Sep 15 2007

Round-up: From G-d to a great put-down

Tag: Round upsdoug @ 9:26 pm

Things I would love to have commented on more fully this last week and didn’t either find the time, or the scintillating words my thoughts, had I found time to think them, would have deserved.

  • Chris Heard almost joins in the multi-blog started by Suzanne McCarthy on Psalm 68 and the names of God. Instead he ends up ruminating on the problems of using proper names for God, the issues this causes for Jewish people, and the near impossibility of reading some OT texts properly without using proper names. (Job is a good example IMO).
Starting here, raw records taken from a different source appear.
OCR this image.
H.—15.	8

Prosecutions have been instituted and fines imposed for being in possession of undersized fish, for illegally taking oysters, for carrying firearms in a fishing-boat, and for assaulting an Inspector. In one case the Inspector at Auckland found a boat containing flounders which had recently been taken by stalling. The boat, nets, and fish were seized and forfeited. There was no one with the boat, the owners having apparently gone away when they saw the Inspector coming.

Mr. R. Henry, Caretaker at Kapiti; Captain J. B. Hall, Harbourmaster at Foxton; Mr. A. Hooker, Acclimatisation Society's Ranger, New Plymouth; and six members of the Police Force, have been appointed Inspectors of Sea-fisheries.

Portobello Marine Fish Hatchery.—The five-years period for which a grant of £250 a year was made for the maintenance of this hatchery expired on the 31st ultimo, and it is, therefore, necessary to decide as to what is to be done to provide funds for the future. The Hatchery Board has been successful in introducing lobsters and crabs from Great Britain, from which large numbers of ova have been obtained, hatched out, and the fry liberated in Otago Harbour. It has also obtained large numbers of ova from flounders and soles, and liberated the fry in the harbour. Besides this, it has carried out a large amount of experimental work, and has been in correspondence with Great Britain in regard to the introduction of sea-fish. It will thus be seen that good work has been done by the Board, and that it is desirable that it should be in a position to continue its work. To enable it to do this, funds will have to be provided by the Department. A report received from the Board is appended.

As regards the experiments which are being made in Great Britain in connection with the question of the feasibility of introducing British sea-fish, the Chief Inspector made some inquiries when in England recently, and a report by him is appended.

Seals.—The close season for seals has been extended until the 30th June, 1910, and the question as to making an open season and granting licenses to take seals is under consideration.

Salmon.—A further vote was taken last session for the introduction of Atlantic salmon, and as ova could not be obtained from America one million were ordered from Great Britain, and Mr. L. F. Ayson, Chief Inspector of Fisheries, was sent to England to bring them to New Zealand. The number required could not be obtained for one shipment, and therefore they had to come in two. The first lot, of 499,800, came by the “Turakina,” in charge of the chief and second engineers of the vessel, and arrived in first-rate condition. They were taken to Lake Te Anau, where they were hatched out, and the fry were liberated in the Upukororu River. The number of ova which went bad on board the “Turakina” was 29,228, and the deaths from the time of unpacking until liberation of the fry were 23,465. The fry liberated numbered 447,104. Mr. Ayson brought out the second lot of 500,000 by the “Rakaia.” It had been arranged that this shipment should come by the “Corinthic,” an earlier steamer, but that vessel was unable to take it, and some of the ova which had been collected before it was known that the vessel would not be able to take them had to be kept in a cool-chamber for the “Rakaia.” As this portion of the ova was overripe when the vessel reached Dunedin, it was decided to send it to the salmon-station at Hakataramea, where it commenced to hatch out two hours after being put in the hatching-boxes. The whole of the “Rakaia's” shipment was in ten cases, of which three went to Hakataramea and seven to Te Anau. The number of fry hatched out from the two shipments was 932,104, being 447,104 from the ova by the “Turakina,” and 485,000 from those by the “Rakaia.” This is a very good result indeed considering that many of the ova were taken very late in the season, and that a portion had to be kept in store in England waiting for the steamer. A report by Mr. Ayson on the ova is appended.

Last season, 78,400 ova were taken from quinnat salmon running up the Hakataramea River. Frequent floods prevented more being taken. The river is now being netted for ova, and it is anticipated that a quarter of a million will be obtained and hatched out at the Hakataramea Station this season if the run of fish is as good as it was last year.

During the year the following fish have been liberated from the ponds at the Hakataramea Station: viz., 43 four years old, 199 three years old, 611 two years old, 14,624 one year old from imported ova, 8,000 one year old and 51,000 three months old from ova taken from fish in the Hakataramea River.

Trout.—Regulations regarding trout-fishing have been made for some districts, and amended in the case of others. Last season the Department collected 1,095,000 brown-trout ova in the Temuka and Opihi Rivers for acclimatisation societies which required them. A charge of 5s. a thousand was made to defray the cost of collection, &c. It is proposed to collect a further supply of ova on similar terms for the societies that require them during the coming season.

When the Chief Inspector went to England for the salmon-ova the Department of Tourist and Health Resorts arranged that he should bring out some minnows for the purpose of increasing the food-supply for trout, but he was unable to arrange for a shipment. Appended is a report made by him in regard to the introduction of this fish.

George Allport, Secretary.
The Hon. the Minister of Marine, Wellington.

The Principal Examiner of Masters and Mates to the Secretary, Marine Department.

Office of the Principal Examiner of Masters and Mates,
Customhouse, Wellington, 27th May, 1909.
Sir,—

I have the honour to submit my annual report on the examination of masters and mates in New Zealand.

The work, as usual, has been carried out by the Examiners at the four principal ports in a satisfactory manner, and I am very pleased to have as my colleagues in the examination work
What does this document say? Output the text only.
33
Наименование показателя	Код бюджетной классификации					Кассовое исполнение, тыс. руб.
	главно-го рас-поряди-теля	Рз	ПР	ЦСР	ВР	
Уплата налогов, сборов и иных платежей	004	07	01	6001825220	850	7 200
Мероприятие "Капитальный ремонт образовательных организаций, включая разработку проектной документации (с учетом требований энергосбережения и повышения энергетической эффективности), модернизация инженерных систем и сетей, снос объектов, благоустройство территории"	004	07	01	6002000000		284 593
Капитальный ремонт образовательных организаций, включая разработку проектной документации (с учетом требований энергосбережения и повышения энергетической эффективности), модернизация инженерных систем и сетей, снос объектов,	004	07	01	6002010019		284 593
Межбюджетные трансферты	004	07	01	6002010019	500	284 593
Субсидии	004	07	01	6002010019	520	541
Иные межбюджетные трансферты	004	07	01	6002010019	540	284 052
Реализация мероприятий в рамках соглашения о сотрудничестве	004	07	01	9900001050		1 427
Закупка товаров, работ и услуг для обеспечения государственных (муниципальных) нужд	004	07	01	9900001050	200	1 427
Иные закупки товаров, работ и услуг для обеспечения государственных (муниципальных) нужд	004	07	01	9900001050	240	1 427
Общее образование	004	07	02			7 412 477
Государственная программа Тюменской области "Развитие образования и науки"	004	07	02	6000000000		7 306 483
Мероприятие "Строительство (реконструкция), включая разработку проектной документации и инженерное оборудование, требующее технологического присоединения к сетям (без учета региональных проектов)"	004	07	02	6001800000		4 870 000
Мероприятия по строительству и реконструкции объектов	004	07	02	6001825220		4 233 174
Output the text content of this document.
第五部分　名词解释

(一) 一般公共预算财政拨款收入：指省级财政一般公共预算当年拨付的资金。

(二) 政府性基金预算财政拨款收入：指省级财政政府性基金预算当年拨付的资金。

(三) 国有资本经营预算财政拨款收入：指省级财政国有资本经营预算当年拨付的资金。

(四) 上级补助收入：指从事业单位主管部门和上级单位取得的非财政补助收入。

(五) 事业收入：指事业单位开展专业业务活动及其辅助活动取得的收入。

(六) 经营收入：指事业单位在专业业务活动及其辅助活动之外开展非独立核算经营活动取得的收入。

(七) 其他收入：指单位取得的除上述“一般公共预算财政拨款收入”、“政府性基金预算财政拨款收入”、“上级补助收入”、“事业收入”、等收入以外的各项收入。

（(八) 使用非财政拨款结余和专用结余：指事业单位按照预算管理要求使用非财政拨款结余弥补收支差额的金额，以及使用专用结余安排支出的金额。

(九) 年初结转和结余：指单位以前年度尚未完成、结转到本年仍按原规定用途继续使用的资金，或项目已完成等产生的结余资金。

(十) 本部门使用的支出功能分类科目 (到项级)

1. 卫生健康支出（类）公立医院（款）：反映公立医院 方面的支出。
I must confess my own irritation with Christians who write “G-d” .
  • John Hobbins offers a proposal about naming the authors of pseudepigrapha, and explains why he won’t call Dionysius “pseudo.” It’s an inetersting point, but I don’t know where it leaves me when trying to talk about say, the authors of 1 and 2 Clement in close proximity. Calling both Clement is too confusing.
  • Tony Chartrand-Burke drew my attention to Stephen Patterson’s scathing review of Craig Evans’ Fabricating Jesus. I’m seriously tempted to buy it, just to see if it’s as bad as the review says – not something I assume Patterson intended.
  • Iyov notes the insanity of the US Justice Department’s approach to religious reading.
  • Lingamish has problems with English, but perhaps he’ll learn it someday.
  • Three cartoons worth catching: one on Targuman, one from Dave Walker’s Cartoon Blog and the last on Pharyngula.
  • Thanks to Henry Neufeld I took a look at (possibly about to be closed down that mean Trinity Evangelical Diviniyt School who have no sense of humour) The Secret Diary of D. A. Carson (aka the Don). Enjoy it now in case the censors get there too soon.
  • The blog Parchment and Pen always fascinates me: I never know if they’re going to come up with something that showcases the best of open-minded and open-hearted evangelicalism, or something I struggle to get my head around. It was the latter with this statement by C Michael Patton: “most Christians remember where they were when they first heard about God’s election - predestination”. Er, sorry, no, not a lot.
  • Scott Stephens guest-posting on Faith and Theology has a wonderful quote about Bp John Spong “whose books I’ve always found very easy to put down, and almost impossible to pick back up again”. Is this a great put-down, or what?